The wall of photos is an early indication that Sy’s Yorkin fixation has a touch of madness to it, and things get quietly weirder when Sy starts following the Yorkins’ little boy Jakub to soccer practice. But things get distinctly menacing when Sy begins to realize that all is not well in the Yorkins’ marriage. And when he gets photographic evidence that Will Yorkin is having an affair with a woman from work, he transforms into an avenging stalker armed with a camera and a hunting knife (both shoplifted from the store, from which he has in the meantime been fired—for the discrepancies between his print counts and sales totals).
The gruesome attack promised by the hunting knife gets deflected into morbid psychology in the film’s climax, but the portrait of Sy’s patently disturbed character never really coheres apart from Williams’ skillful miming of flustered neurosis and repression. The script’s Sy is a voyeur, a lonely fantasist, a pettily sadistic avenger, a photomane, a closet pornographer and, apparently, the victim of childhood trauma and abuse—which makes for a trendy resume but not for a convincing character study.
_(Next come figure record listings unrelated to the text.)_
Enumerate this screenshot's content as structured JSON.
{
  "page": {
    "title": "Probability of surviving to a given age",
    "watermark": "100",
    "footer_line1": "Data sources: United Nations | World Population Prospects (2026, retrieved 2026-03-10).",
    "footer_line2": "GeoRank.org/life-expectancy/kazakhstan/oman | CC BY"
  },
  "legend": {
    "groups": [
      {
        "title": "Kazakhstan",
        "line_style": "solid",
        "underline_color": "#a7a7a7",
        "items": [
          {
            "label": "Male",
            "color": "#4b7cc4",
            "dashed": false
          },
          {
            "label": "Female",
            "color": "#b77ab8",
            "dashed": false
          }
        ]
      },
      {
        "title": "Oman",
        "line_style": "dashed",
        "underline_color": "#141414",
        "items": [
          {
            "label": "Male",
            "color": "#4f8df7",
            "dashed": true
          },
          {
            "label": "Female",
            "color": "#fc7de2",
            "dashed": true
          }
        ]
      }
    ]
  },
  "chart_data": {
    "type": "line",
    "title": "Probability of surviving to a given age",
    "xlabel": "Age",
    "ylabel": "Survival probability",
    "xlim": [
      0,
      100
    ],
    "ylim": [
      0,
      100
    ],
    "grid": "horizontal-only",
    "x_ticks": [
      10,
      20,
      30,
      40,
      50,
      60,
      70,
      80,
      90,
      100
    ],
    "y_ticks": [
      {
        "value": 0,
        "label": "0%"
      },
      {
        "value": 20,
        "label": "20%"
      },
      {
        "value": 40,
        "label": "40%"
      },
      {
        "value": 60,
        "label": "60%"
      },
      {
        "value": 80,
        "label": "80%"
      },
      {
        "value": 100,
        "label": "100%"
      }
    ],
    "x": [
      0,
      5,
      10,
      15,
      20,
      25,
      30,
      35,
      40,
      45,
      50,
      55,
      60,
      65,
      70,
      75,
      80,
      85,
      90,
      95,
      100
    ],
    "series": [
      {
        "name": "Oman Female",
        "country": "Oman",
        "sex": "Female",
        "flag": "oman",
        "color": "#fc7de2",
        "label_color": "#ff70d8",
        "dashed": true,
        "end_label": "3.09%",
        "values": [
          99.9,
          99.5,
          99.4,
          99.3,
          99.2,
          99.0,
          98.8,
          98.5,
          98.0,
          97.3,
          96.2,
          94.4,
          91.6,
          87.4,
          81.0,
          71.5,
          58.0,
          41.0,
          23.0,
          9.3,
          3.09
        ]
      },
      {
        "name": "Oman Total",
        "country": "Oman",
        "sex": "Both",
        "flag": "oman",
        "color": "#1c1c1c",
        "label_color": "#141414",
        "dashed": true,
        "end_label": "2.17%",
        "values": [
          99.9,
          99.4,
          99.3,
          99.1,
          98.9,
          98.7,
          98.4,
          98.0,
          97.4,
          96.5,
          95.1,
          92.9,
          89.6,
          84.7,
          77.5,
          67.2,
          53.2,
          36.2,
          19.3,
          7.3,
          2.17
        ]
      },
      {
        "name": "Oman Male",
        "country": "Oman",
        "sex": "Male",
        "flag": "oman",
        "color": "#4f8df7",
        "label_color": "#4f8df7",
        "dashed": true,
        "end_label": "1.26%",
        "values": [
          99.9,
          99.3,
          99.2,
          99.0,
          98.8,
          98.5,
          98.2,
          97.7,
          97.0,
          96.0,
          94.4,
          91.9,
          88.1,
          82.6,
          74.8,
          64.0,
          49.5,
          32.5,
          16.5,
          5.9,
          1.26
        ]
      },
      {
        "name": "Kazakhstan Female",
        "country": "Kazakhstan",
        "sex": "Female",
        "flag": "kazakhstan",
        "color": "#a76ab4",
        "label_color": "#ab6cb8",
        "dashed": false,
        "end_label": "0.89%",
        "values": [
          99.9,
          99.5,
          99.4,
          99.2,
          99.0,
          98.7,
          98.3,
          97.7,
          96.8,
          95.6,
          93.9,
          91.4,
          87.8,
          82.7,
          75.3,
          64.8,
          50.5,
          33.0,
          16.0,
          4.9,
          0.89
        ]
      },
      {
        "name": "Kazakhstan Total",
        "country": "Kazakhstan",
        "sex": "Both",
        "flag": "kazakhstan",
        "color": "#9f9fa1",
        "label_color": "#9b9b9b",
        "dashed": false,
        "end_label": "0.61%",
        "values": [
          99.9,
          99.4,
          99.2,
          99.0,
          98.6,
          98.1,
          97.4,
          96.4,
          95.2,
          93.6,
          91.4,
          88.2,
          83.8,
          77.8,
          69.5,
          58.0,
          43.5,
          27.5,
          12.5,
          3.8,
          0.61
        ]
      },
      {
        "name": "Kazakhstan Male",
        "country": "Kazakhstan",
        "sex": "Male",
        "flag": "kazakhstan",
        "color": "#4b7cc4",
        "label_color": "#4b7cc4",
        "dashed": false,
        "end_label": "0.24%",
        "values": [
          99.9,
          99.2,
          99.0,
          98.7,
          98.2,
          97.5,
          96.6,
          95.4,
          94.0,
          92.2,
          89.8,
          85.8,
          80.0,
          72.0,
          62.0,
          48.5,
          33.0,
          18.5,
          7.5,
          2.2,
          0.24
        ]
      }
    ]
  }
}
The film itself is absurdly photo-crazy, but much more coldly so than Williams’ Sy is. Some secondary characters have the names of famous photographers, and the Yorkins seem to live more in their snapshots than in their own lives. When Sy bolts through a hotel conference room, a lecture on retinal degeneration is in progress.
And Jeff Cronenweth’s Kubrickian cinematography cultivates the look of snapshots as they appear in ads for camera technology. This sort of overdetermined cleverness makes the movie as pointless and superficial as Sy’s snapshot mural. Sy’s real problem is that he’s trapped in a movie (24 photo frames per second) and the filmmakers won’t let him out.